You see, in America, We Just Don't Die. That's it. We're not supposed to die. Death is unnatural. These are real expectations - and they are totally out of whack with reality.

So when something like Virginia Tech happens, we have to check our expectations. And we don't like having to do that. So the shooter becomes demonized (usually mercilessly, because people "should" be "normal," and it's a moral failing to not be), as well as the people who failed to give us perfect security (because we "should" have perfect security, because it's our right as Americans, because We Never Die). We begin screaming for better security and stronger measures against these aberrant people, even at the expense of our own civil liberties. If possible, we demand attacks on those we perceive as having violated our security - and if we're frightened enough, it results in debacles like the Iraq War. In other words, like the insane man, we try again what hasn't worked in the past, hoping it will work in the future.
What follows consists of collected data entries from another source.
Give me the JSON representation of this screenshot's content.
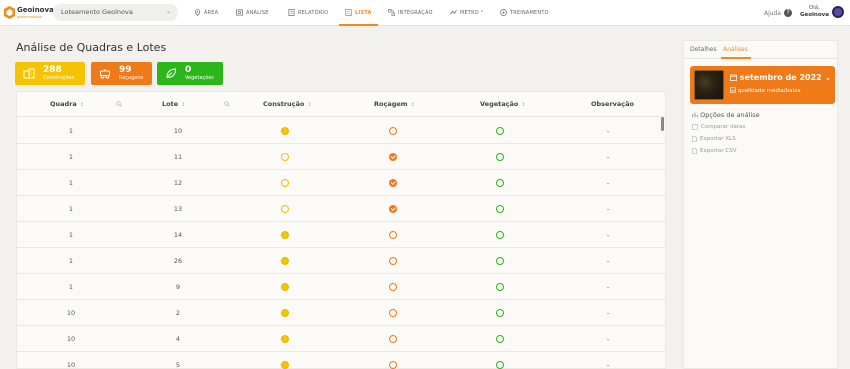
{
  "app": {
    "logo_name": "Geoinova",
    "logo_tagline": "geotecnologia",
    "project_select": "Loteamento Geolnova"
  },
  "nav": [
    {
      "label": "ÁREA",
      "icon": "pin-icon"
    },
    {
      "label": "ANÁLISE",
      "icon": "image-icon"
    },
    {
      "label": "RELATÓRIO",
      "icon": "report-icon"
    },
    {
      "label": "LISTA",
      "icon": "list-icon",
      "active": true
    },
    {
      "label": "INTEGRAÇÃO",
      "icon": "integration-icon"
    },
    {
      "label": "METRO ²",
      "icon": "ruler-icon"
    },
    {
      "label": "TREINAMENTO",
      "icon": "training-icon"
    }
  ],
  "header_right": {
    "help": "Ajuda",
    "help_icon": "?",
    "greeting": "Olá,",
    "user": "Geolnova"
  },
  "page": {
    "title": "Análise de Quadras e Lotes"
  },
  "stats": {
    "construcoes": {
      "value": "288",
      "label": "Construções",
      "color": "#f5c400"
    },
    "rocagens": {
      "value": "99",
      "label": "Roçagens",
      "color": "#ef7a19"
    },
    "vegetacoes": {
      "value": "0",
      "label": "Vegetações",
      "color": "#2db51c"
    }
  },
  "table": {
    "headers": {
      "quadra": "Quadra",
      "lote": "Lote",
      "construcao": "Construção",
      "rocagem": "Roçagem",
      "vegetacao": "Vegetação",
      "observacao": "Observação"
    },
    "sort_symbol": "↕",
    "rows": [
      {
        "quadra": "1",
        "lote": "10",
        "construcao": "filled",
        "rocagem": "outline",
        "vegetacao": "outline",
        "observacao": "-"
      },
      {
        "quadra": "1",
        "lote": "11",
        "construcao": "outline",
        "rocagem": "filled",
        "vegetacao": "outline",
        "observacao": "-"
      },
      {
        "quadra": "1",
        "lote": "12",
        "construcao": "outline",
        "rocagem": "filled",
        "vegetacao": "outline",
        "observacao": "-"
      },
      {
        "quadra": "1",
        "lote": "13",
        "construcao": "outline",
        "rocagem": "filled",
        "vegetacao": "outline",
        "observacao": "-"
      },
      {
        "quadra": "1",
        "lote": "14",
        "construcao": "filled",
        "rocagem": "outline",
        "vegetacao": "outline",
        "observacao": "-"
      },
      {
        "quadra": "1",
        "lote": "26",
        "construcao": "filled",
        "rocagem": "outline",
        "vegetacao": "outline",
        "observacao": "-"
      },
      {
        "quadra": "1",
        "lote": "9",
        "construcao": "filled",
        "rocagem": "outline",
        "vegetacao": "outline",
        "observacao": "-"
      },
      {
        "quadra": "10",
        "lote": "2",
        "construcao": "filled",
        "rocagem": "outline",
        "vegetacao": "outline",
        "observacao": "-"
      },
      {
        "quadra": "10",
        "lote": "4",
        "construcao": "filled",
        "rocagem": "outline",
        "vegetacao": "outline",
        "observacao": "-"
      },
      {
        "quadra": "10",
        "lote": "5",
        "construcao": "filled",
        "rocagem": "outline",
        "vegetacao": "outline",
        "observacao": "-"
      }
    ]
  },
  "side_panel": {
    "tabs": [
      "Detalhes",
      "Análises"
    ],
    "active_tab": "Análises",
    "period": "setembro de 2022",
    "quality": "qualidade média/baixa",
    "section_title": "Opções de análise",
    "options": [
      "Comparar datas",
      "Exportar XLS",
      "Exportar CSV"
    ]
  }
}
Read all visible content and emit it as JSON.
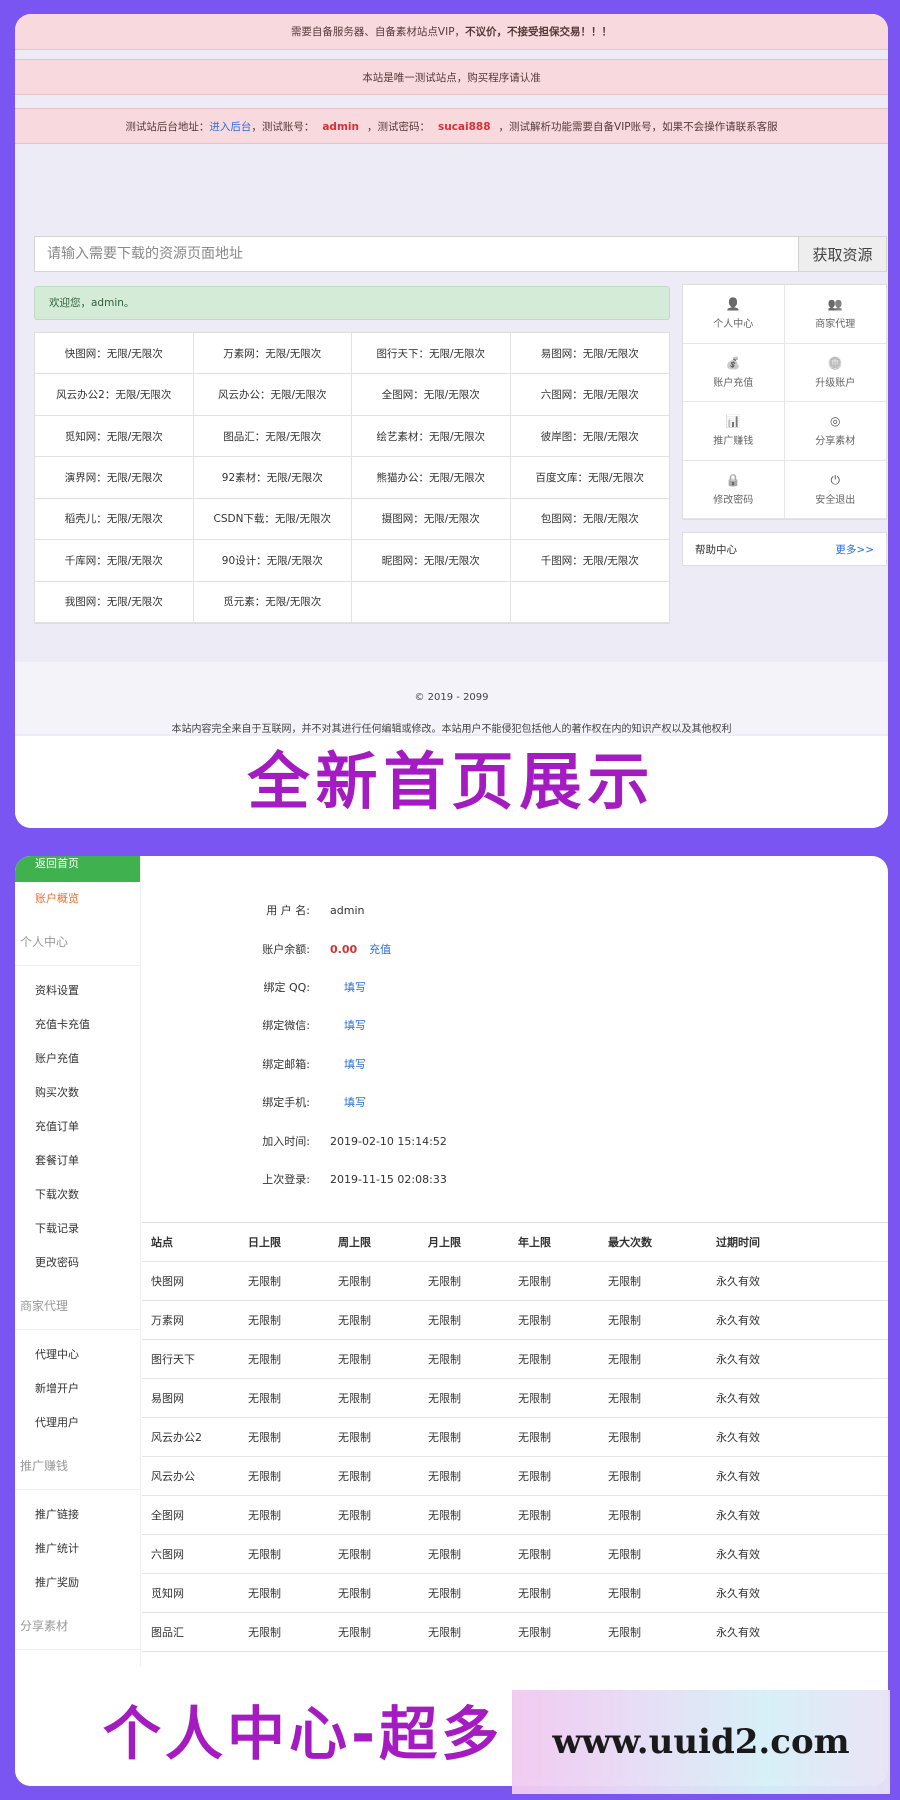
{
  "home": {
    "notices": {
      "n1_pre": "需要自备服务器、自备素材站点VIP，",
      "n1_bold": "不议价，不接受担保交易！！！",
      "n2": "本站是唯一测试站点，购买程序请认准",
      "n3_pre": "测试站后台地址：",
      "n3_link": "进入后台",
      "n3_mid1": "，测试账号：",
      "n3_user": "admin",
      "n3_mid2": "，测试密码：",
      "n3_pass": "sucai888",
      "n3_post": "，测试解析功能需要自备VIP账号，如果不会操作请联系客服"
    },
    "search": {
      "placeholder": "请输入需要下载的资源页面地址",
      "button": "获取资源"
    },
    "welcome": "欢迎您，admin。",
    "sites": [
      "快图网：无限/无限次",
      "万素网：无限/无限次",
      "图行天下：无限/无限次",
      "易图网：无限/无限次",
      "风云办公2：无限/无限次",
      "风云办公：无限/无限次",
      "全图网：无限/无限次",
      "六图网：无限/无限次",
      "觅知网：无限/无限次",
      "图品汇：无限/无限次",
      "绘艺素材：无限/无限次",
      "彼岸图：无限/无限次",
      "演界网：无限/无限次",
      "92素材：无限/无限次",
      "熊猫办公：无限/无限次",
      "百度文库：无限/无限次",
      "稻壳儿：无限/无限次",
      "CSDN下载：无限/无限次",
      "摄图网：无限/无限次",
      "包图网：无限/无限次",
      "千库网：无限/无限次",
      "90设计：无限/无限次",
      "昵图网：无限/无限次",
      "千图网：无限/无限次",
      "我图网：无限/无限次",
      "觅元素：无限/无限次",
      "",
      ""
    ],
    "side": [
      {
        "label": "个人中心",
        "icon": "user-icon"
      },
      {
        "label": "商家代理",
        "icon": "users-icon"
      },
      {
        "label": "账户充值",
        "icon": "money-bag-icon"
      },
      {
        "label": "升级账户",
        "icon": "coins-icon"
      },
      {
        "label": "推广赚钱",
        "icon": "chart-icon"
      },
      {
        "label": "分享素材",
        "icon": "globe-icon"
      },
      {
        "label": "修改密码",
        "icon": "lock-icon"
      },
      {
        "label": "安全退出",
        "icon": "power-icon"
      }
    ],
    "help": {
      "title": "帮助中心",
      "more": "更多>>"
    },
    "footer": {
      "copyright": "© 2019 - 2099",
      "disclaimer": "本站内容完全来自于互联网，并不对其进行任何编辑或修改。本站用户不能侵犯包括他人的著作权在内的知识产权以及其他权利"
    },
    "banner": "全新首页展示"
  },
  "user": {
    "nav": {
      "back": "返回首页",
      "overview": "账户概览",
      "sections": [
        {
          "title": "个人中心",
          "items": [
            "资料设置",
            "充值卡充值",
            "账户充值",
            "购买次数",
            "充值订单",
            "套餐订单",
            "下载次数",
            "下载记录",
            "更改密码"
          ]
        },
        {
          "title": "商家代理",
          "items": [
            "代理中心",
            "新增开户",
            "代理用户"
          ]
        },
        {
          "title": "推广赚钱",
          "items": [
            "推广链接",
            "推广统计",
            "推广奖励"
          ]
        },
        {
          "title": "分享素材",
          "items": []
        }
      ]
    },
    "info": {
      "username_label": "用 户 名:",
      "username": "admin",
      "balance_label": "账户余额:",
      "balance": "0.00",
      "recharge": "充值",
      "qq_label": "绑定 QQ:",
      "qq": "填写",
      "wechat_label": "绑定微信:",
      "wechat": "填写",
      "email_label": "绑定邮箱:",
      "email": "填写",
      "phone_label": "绑定手机:",
      "phone": "填写",
      "joined_label": "加入时间:",
      "joined": "2019-02-10 15:14:52",
      "last_label": "上次登录:",
      "last": "2019-11-15 02:08:33"
    },
    "table": {
      "headers": [
        "站点",
        "日上限",
        "周上限",
        "月上限",
        "年上限",
        "最大次数",
        "过期时间"
      ],
      "rows": [
        [
          "快图网",
          "无限制",
          "无限制",
          "无限制",
          "无限制",
          "无限制",
          "永久有效"
        ],
        [
          "万素网",
          "无限制",
          "无限制",
          "无限制",
          "无限制",
          "无限制",
          "永久有效"
        ],
        [
          "图行天下",
          "无限制",
          "无限制",
          "无限制",
          "无限制",
          "无限制",
          "永久有效"
        ],
        [
          "易图网",
          "无限制",
          "无限制",
          "无限制",
          "无限制",
          "无限制",
          "永久有效"
        ],
        [
          "风云办公2",
          "无限制",
          "无限制",
          "无限制",
          "无限制",
          "无限制",
          "永久有效"
        ],
        [
          "风云办公",
          "无限制",
          "无限制",
          "无限制",
          "无限制",
          "无限制",
          "永久有效"
        ],
        [
          "全图网",
          "无限制",
          "无限制",
          "无限制",
          "无限制",
          "无限制",
          "永久有效"
        ],
        [
          "六图网",
          "无限制",
          "无限制",
          "无限制",
          "无限制",
          "无限制",
          "永久有效"
        ],
        [
          "觅知网",
          "无限制",
          "无限制",
          "无限制",
          "无限制",
          "无限制",
          "永久有效"
        ],
        [
          "图品汇",
          "无限制",
          "无限制",
          "无限制",
          "无限制",
          "无限制",
          "永久有效"
        ]
      ]
    },
    "banner": "个人中心-超多"
  },
  "watermark": "www.uuid2.com",
  "colors": {
    "background": "#7b55f1",
    "banner_text": "#a51bc2",
    "link": "#2a6fd6",
    "danger": "#d83034",
    "success": "#3fb14f",
    "nav_accent": "#ea6e2d"
  }
}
The only way that I see us, as a nation, resolving this is to face up to some hard truths: one, we can't have perfect security; two, we are all going to die someday; and three, we have a lot less control over life than we think we have. Unfortunately, as long as we avoid these hard truths, we're going to continue to try to do the same things that haven't worked before, and these incidents are going to continue to happen.

What would it have done for Virginia Tech if Cho had gotten the help he needed, without being stigmatized for needing it? What would it have done for Columbine if the standard of living in Littleton had been sane, so that at least one of Eric Harris' parents could have stayed home with him and kept an eye on his development? What would it have done for this nation on 9/11 if we all had a better grasp of our own mortality, instead of a truly frightening ignorance about it?

These are questions I don't have answers to. Do you?



(1) Barry Glassner, The Culture of Fear.
(2) Barry Glassner, The Culture of Fear.